Em uma escala menor, no nível doméstico e familiar, uma das únicas unidades da sociedade que permaneceu intacta o tempo todo pode significar reavaliações radicais e pessoais. Alguns deles serão incrivelmente dolorosos: aposentadorias antecipadas forçadas, pequenos negócios esmagados. Outros envolverão uma transformação positiva, embora provavelmente com alguma dor ao longo do caminho, pois o mundo inteiro está em uma provável recessão.

Quando as pessoas criticam a sociologia, diz Strangleman, é comum zombar dela como o estudo do "sangramento óbvio". Afinal, a sociologia é o estudo da sociedade, e todos sabemos como a sociedade funciona.

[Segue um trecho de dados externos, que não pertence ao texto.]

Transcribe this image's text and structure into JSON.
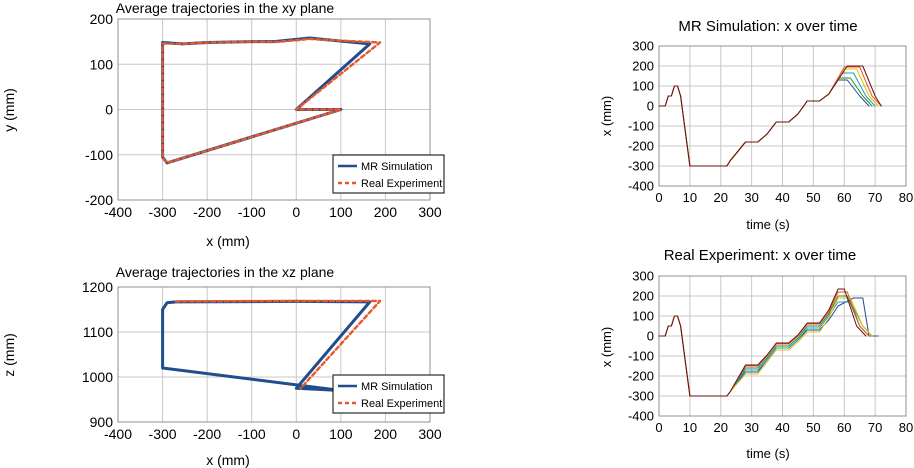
{
  "chart_data": [
    {
      "type": "line",
      "title": "Average trajectories in the xy plane",
      "xlabel": "x (mm)",
      "ylabel": "y (mm)",
      "xlim": [
        -400,
        300
      ],
      "ylim": [
        -200,
        200
      ],
      "xticks": [
        -400,
        -300,
        -200,
        -100,
        0,
        100,
        200,
        300
      ],
      "yticks": [
        -200,
        -100,
        0,
        100,
        200
      ],
      "grid": true,
      "legend_position": "bottom-right",
      "series": [
        {
          "name": "MR Simulation",
          "color": "#1f4e8c",
          "style": "solid",
          "x": [
            -300,
            -255,
            -200,
            -100,
            -50,
            0,
            30,
            60,
            165,
            0,
            100,
            -290,
            -300,
            -300,
            -300
          ],
          "y": [
            148,
            145,
            148,
            150,
            150,
            155,
            158,
            155,
            145,
            0,
            0,
            -118,
            -105,
            0,
            148
          ]
        },
        {
          "name": "Real Experiment",
          "color": "#e8582a",
          "style": "dashed",
          "x": [
            -300,
            -255,
            -200,
            -100,
            -50,
            0,
            30,
            60,
            188,
            0,
            100,
            -290,
            -300,
            -300,
            -300
          ],
          "y": [
            146,
            145,
            148,
            150,
            149,
            153,
            156,
            154,
            148,
            0,
            0,
            -118,
            -105,
            0,
            146
          ]
        }
      ]
    },
    {
      "type": "line",
      "title": "Average trajectories in the xz plane",
      "xlabel": "x (mm)",
      "ylabel": "z (mm)",
      "xlim": [
        -400,
        300
      ],
      "ylim": [
        900,
        1200
      ],
      "xticks": [
        -400,
        -300,
        -200,
        -100,
        0,
        100,
        200,
        300
      ],
      "yticks": [
        900,
        1000,
        1100,
        1200
      ],
      "grid": true,
      "legend_position": "bottom-right",
      "series": [
        {
          "name": "MR Simulation",
          "color": "#1f4e8c",
          "style": "solid",
          "x": [
            -300,
            -300,
            -290,
            -270,
            0,
            165,
            0,
            100,
            -300,
            -300
          ],
          "y": [
            1025,
            1150,
            1165,
            1167,
            1168,
            1167,
            975,
            970,
            1020,
            1025
          ]
        },
        {
          "name": "Real Experiment",
          "color": "#e8582a",
          "style": "dashed",
          "x": [
            -270,
            0,
            188,
            10
          ],
          "y": [
            1168,
            1169,
            1169,
            975
          ]
        }
      ]
    },
    {
      "type": "line",
      "title": "MR Simulation: x over time",
      "xlabel": "time (s)",
      "ylabel": "x (mm)",
      "xlim": [
        0,
        80
      ],
      "ylim": [
        -400,
        300
      ],
      "xticks": [
        0,
        10,
        20,
        30,
        40,
        50,
        60,
        70,
        80
      ],
      "yticks": [
        -400,
        -300,
        -200,
        -100,
        0,
        100,
        200,
        300
      ],
      "grid": true,
      "series": [
        {
          "color": "#1f4e8c",
          "x": [
            0,
            2,
            3,
            4,
            5,
            6,
            7,
            10,
            22,
            23,
            28,
            32,
            35,
            38,
            42,
            45,
            48,
            52,
            55,
            58,
            61,
            65,
            68
          ],
          "y": [
            0,
            0,
            50,
            50,
            100,
            100,
            50,
            -300,
            -300,
            -275,
            -180,
            -180,
            -140,
            -80,
            -80,
            -40,
            25,
            25,
            60,
            130,
            130,
            50,
            0
          ]
        },
        {
          "color": "#2a8c2a",
          "x": [
            0,
            2,
            3,
            4,
            5,
            6,
            7,
            10,
            22,
            23,
            28,
            32,
            35,
            38,
            42,
            45,
            48,
            52,
            55,
            58,
            62,
            66,
            69
          ],
          "y": [
            0,
            0,
            50,
            50,
            100,
            100,
            50,
            -300,
            -300,
            -275,
            -180,
            -180,
            -140,
            -80,
            -80,
            -40,
            25,
            25,
            60,
            140,
            140,
            50,
            0
          ]
        },
        {
          "color": "#19a0c8",
          "x": [
            0,
            2,
            3,
            4,
            5,
            6,
            7,
            10,
            22,
            23,
            28,
            32,
            35,
            38,
            42,
            45,
            48,
            52,
            55,
            59,
            63,
            67,
            70
          ],
          "y": [
            0,
            0,
            50,
            50,
            100,
            100,
            50,
            -300,
            -300,
            -275,
            -180,
            -180,
            -140,
            -80,
            -80,
            -40,
            25,
            25,
            60,
            165,
            165,
            50,
            0
          ]
        },
        {
          "color": "#e8c000",
          "x": [
            0,
            2,
            3,
            4,
            5,
            6,
            7,
            10,
            22,
            23,
            28,
            32,
            35,
            38,
            42,
            45,
            48,
            52,
            55,
            60,
            64,
            68,
            71
          ],
          "y": [
            0,
            0,
            50,
            50,
            100,
            100,
            50,
            -300,
            -300,
            -275,
            -180,
            -180,
            -140,
            -80,
            -80,
            -40,
            25,
            25,
            60,
            185,
            185,
            50,
            0
          ]
        },
        {
          "color": "#e8582a",
          "x": [
            0,
            2,
            3,
            4,
            5,
            6,
            7,
            10,
            22,
            23,
            28,
            32,
            35,
            38,
            42,
            45,
            48,
            52,
            55,
            60,
            65,
            69,
            72
          ],
          "y": [
            0,
            0,
            50,
            50,
            100,
            100,
            50,
            -300,
            -300,
            -275,
            -180,
            -180,
            -140,
            -80,
            -80,
            -40,
            25,
            25,
            60,
            195,
            195,
            50,
            0
          ]
        },
        {
          "color": "#6b1010",
          "x": [
            0,
            2,
            3,
            4,
            5,
            6,
            7,
            10,
            22,
            23,
            28,
            32,
            35,
            38,
            42,
            45,
            48,
            52,
            55,
            61,
            66,
            70,
            72
          ],
          "y": [
            0,
            0,
            50,
            50,
            100,
            100,
            50,
            -300,
            -300,
            -275,
            -180,
            -180,
            -140,
            -80,
            -80,
            -40,
            25,
            25,
            60,
            200,
            200,
            50,
            0
          ]
        }
      ]
    },
    {
      "type": "line",
      "title": "Real Experiment: x over time",
      "xlabel": "time (s)",
      "ylabel": "x (mm)",
      "xlim": [
        0,
        80
      ],
      "ylim": [
        -400,
        300
      ],
      "xticks": [
        0,
        10,
        20,
        30,
        40,
        50,
        60,
        70,
        80
      ],
      "yticks": [
        -400,
        -300,
        -200,
        -100,
        0,
        100,
        200,
        300
      ],
      "grid": true,
      "series": [
        {
          "color": "#1f4e8c",
          "x": [
            0,
            2,
            3,
            4,
            5,
            6,
            7,
            10,
            22,
            23,
            28,
            32,
            35,
            38,
            42,
            45,
            48,
            52,
            55,
            58,
            63,
            66,
            68,
            71
          ],
          "y": [
            0,
            0,
            50,
            50,
            100,
            100,
            50,
            -300,
            -300,
            -280,
            -180,
            -180,
            -120,
            -60,
            -60,
            -20,
            30,
            30,
            80,
            150,
            190,
            190,
            0,
            0
          ]
        },
        {
          "color": "#2a8c2a",
          "x": [
            0,
            2,
            3,
            4,
            5,
            6,
            7,
            10,
            22,
            23,
            28,
            32,
            35,
            38,
            42,
            45,
            48,
            52,
            55,
            58,
            61,
            65,
            68
          ],
          "y": [
            0,
            0,
            50,
            50,
            100,
            100,
            50,
            -300,
            -300,
            -280,
            -160,
            -160,
            -110,
            -50,
            -50,
            -10,
            50,
            50,
            110,
            200,
            200,
            50,
            0
          ]
        },
        {
          "color": "#19a0c8",
          "x": [
            0,
            2,
            3,
            4,
            5,
            6,
            7,
            10,
            22,
            23,
            28,
            32,
            35,
            38,
            42,
            45,
            48,
            52,
            55,
            58,
            62,
            66,
            69
          ],
          "y": [
            0,
            0,
            50,
            50,
            100,
            100,
            50,
            -300,
            -300,
            -280,
            -170,
            -170,
            -120,
            -60,
            -60,
            -20,
            40,
            40,
            100,
            170,
            170,
            50,
            0
          ]
        },
        {
          "color": "#e8c000",
          "x": [
            0,
            2,
            3,
            4,
            5,
            6,
            7,
            10,
            22,
            23,
            28,
            32,
            35,
            38,
            42,
            45,
            48,
            52,
            55,
            58,
            62,
            66,
            69
          ],
          "y": [
            0,
            0,
            50,
            50,
            100,
            100,
            50,
            -300,
            -300,
            -280,
            -190,
            -190,
            -130,
            -70,
            -70,
            -30,
            20,
            20,
            90,
            190,
            190,
            50,
            0
          ]
        },
        {
          "color": "#e8582a",
          "x": [
            0,
            2,
            3,
            4,
            5,
            6,
            7,
            10,
            22,
            23,
            28,
            32,
            35,
            38,
            42,
            45,
            48,
            52,
            55,
            58,
            61,
            65,
            68
          ],
          "y": [
            0,
            0,
            50,
            50,
            100,
            100,
            50,
            -300,
            -300,
            -280,
            -150,
            -150,
            -100,
            -40,
            -40,
            0,
            60,
            60,
            120,
            220,
            220,
            50,
            0
          ]
        },
        {
          "color": "#6b1010",
          "x": [
            0,
            2,
            3,
            4,
            5,
            6,
            7,
            10,
            22,
            23,
            28,
            32,
            35,
            38,
            42,
            45,
            48,
            52,
            55,
            58,
            60,
            64,
            67
          ],
          "y": [
            0,
            0,
            50,
            50,
            100,
            100,
            50,
            -300,
            -300,
            -280,
            -145,
            -145,
            -95,
            -35,
            -35,
            5,
            65,
            65,
            130,
            235,
            235,
            50,
            0
          ]
        }
      ]
    }
  ]
}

É provável que exista alguma forma de governo e uma economia na qual a maioria das pessoas trabalhe para se sustentar. Existem escolas para educar crianças e instalações para cuidar de pessoas que ficam doentes ou envelhecem. Há lugares para passar o tempo livre e lojas para vender produtos.

Até que, de repente, não há.

Depois de examiná-lo, "o sangramento óbvio não é tão óbvio", diz Strangleman. As coisas que tomamos como garantidas antes (uma despensa abastecida, por exemplo) poderiam subitamente ser valorizadas como essenciais à sobrevivência; E o que parecia essencial para nós em tempos "normais" poderia desaparecer, o que mostra que avaliamos seu valor final incorretamente o tempo todo.

O que é essencial? Algumas coisas Este é o momento de garantir que sabemos o que são.